Kennedy-Humphrey Duel Gets Confusing
May 7, 1960
Charleston, W. Va. - Democracy at work:primaries democracy, that is:can be unnerving. In the Kennedy-Humphrey duel it can be pretty darned confusing too.
In the course of remarks while handshaking his way through tool-workers in Huntington Humphrey said that "tremendous pressures" had been put on him to withdraw from the West Virginia primary. Later, at a press conference, he was asked to elaborate. But no amount of questioning could get the senator to identify the pressure groups or the type of pressure applied. He appeared to have in his possession political ammunition which would demolish whatever chances Kennedy has of winning in next Tuesday's voting, if he now bluntly accused the Kennedy team of trying to buy him off. Indeed, he was asked just about that.
"If that's your deduction," he said to the reporter, "I leave it to you." It puzzled the room. He wouldn't expand.
Would the senator accept the vice presidential nomination of his party?
No Offer Received
"I haven't been offered it," Humphrey answered. "Besides, I don't like iffy questions like that." Before that topic could be pursued, the agile man from Minnesota was off on a discourse on the "three kinds of politics." He listed these as 1) big money politics, 2) big city machine politics, and 3) the politics of plain people.
"I don't qualify for the first two," Humphrey said in his zestful, rapid-fire way. "I have not gone through this state with an open-end checkbook and little black bags."
"Are you saying Kennedy is?" he was asked.
"I didn't accuse anyone" Humphrey said quickly. "But if the shoe fits . . . ["] He didn't finish the sentence. "I'm operating on less than a shoestring. I'm substituting my mind, my body, my vitality for the other people's money. I'm a very willful fellow." He said his total TV and radio budget for West Virginia was $1,200, and of the increasingly blunt anti-Humphrey advertisements Kennedy is taking in West Virginia newspapers, the Minnesotan snorted and snapped. "They ought to be investigated by the Federal Trade Commission on the grounds that this is false and misleading advertising."
Humphrey went on to say he found it difficult to understand why "my friend Jack is so melodramatic" about he importance of West Virginia.
"The Democratic nomination isn't going to be decided in West Virginia," he snapped; surveying a living room of newsmen and cameras. "If Jack loses here he can still go on. He likes to make every primary appear to be the alpha and the omega of the political year. Sure, it will be a factor, but it's not all that important. I disagree, too, with the feeling some have that our contest here has hurt the party. If Kennedy wins the nomination I'll support him enthusiastically. He's a fine senator, a good man, and he doesn't deserve to be discredited by Hubert Humphrey, and won't be. Either of us could take the measure of Nixon."
Hits at Roosevelt
Humphrey chided Kennedy for "assuming he has a divine right" to run without opposition in primaries. But he was sharper when he mentioned Franklin D. Roosevelt Jr., who has been getting some solid licks in for Kennedy in more depressed areas. "He doesn't do much credit to his illustrious father," Humphrey said offended. "He deals in personalities, no issues. He was pleased once to have my active support."

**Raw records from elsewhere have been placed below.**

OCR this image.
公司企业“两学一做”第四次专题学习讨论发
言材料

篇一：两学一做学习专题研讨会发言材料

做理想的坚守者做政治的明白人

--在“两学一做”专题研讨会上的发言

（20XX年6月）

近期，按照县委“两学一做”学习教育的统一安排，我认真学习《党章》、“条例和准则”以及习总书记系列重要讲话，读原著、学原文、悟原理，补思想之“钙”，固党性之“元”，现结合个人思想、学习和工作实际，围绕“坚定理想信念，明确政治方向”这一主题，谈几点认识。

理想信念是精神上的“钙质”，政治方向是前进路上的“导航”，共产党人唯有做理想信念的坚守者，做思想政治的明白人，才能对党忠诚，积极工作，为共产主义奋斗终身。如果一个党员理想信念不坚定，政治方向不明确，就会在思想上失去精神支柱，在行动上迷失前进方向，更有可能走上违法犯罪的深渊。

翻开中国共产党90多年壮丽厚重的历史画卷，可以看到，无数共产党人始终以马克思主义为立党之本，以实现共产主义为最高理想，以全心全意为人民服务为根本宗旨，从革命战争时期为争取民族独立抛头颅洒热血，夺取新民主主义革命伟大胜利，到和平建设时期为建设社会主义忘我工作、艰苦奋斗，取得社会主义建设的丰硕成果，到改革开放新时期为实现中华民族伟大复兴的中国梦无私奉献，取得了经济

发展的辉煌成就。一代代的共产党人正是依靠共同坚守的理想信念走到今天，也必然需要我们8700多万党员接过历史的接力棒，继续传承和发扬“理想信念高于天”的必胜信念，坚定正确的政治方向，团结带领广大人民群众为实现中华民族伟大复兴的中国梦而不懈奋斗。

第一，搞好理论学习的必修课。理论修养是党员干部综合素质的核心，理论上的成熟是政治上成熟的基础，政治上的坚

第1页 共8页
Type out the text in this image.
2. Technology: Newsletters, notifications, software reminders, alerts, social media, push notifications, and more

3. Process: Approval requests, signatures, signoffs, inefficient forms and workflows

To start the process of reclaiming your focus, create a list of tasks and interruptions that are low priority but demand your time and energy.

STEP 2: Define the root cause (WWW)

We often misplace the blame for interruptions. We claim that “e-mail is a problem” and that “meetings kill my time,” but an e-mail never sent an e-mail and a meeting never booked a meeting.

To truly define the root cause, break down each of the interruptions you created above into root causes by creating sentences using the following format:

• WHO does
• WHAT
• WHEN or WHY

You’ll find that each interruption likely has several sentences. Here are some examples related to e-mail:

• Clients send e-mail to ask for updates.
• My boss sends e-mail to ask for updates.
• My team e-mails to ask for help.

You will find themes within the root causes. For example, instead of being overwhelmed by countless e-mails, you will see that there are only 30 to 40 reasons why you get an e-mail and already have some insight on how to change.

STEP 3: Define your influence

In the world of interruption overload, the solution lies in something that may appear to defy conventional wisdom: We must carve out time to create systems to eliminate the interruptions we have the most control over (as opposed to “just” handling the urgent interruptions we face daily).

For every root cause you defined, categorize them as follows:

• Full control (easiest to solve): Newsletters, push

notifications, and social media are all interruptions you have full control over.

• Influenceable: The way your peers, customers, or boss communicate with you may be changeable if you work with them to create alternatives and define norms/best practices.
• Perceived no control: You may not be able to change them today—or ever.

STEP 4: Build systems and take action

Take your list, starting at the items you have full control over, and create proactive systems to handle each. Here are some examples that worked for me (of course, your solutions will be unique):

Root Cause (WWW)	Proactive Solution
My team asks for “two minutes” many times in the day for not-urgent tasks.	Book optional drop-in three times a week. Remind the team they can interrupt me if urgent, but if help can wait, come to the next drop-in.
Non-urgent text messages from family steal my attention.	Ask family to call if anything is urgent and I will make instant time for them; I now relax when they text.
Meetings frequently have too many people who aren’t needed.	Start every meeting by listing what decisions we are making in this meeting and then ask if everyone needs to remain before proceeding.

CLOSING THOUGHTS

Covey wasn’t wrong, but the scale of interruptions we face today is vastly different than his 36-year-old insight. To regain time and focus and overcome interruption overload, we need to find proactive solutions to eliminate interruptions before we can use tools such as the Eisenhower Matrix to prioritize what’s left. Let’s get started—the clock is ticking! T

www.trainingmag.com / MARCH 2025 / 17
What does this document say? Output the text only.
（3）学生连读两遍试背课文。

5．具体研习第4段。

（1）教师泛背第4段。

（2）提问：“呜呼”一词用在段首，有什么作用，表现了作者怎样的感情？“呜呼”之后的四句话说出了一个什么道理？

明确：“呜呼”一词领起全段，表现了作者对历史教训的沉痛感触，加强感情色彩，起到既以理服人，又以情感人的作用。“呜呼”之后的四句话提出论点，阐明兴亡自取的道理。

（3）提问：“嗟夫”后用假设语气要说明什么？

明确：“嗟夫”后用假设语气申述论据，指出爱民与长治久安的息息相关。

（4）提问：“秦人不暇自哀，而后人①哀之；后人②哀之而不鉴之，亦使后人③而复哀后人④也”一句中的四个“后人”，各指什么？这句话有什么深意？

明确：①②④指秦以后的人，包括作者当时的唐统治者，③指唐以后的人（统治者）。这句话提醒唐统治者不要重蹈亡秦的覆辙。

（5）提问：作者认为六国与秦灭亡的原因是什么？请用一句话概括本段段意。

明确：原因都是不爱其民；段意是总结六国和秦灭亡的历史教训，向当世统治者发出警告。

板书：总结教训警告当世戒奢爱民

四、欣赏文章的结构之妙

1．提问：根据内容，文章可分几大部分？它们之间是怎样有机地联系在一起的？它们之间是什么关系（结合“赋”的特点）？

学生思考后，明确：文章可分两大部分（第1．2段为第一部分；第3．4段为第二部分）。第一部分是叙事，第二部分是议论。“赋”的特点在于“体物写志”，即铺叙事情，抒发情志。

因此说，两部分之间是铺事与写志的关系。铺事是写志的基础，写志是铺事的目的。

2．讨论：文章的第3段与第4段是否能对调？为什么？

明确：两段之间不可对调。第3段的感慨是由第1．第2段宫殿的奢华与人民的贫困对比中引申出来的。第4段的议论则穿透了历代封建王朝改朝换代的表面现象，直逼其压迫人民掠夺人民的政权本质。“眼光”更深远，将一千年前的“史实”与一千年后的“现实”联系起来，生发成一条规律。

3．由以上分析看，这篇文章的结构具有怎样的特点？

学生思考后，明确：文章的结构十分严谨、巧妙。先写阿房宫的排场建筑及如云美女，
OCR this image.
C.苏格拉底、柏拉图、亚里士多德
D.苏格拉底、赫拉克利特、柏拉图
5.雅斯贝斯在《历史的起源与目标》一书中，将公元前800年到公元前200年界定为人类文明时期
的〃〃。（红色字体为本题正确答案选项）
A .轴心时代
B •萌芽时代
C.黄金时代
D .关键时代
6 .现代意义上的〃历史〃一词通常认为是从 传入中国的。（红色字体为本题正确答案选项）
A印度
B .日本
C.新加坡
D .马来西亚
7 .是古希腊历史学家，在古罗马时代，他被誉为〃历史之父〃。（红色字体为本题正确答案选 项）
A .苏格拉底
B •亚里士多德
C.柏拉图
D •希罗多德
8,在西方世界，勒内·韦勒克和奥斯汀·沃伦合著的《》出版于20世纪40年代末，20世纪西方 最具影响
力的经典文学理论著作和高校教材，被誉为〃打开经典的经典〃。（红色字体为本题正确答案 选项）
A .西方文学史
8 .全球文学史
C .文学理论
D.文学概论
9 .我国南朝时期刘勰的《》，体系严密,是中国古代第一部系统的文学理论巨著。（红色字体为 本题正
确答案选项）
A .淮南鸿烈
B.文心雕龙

He identified himself as a "Truman Democrat," but felt the former president leaned toward Sen. Symington. Humphrey will be among eight senators present at a dinner for Sen. Lyndon Johnson in West Virginia tonight. "If Lyndon wants to give me his blessing that night, that'll be fine. But I think," he added, "that the only blessing he'll give will be on Lyndon."
Joe Glazer, an Akron, Ohio, supporter who has been playing git-tar [sic] for Hubert at rallies, broke up the press conference. "Sorry, senator," he said, "but you've got to talk to a group of funeral directors."
"Any significance in that, Hubert?" a reporter asked. But once again the senator took the Fifty [sic].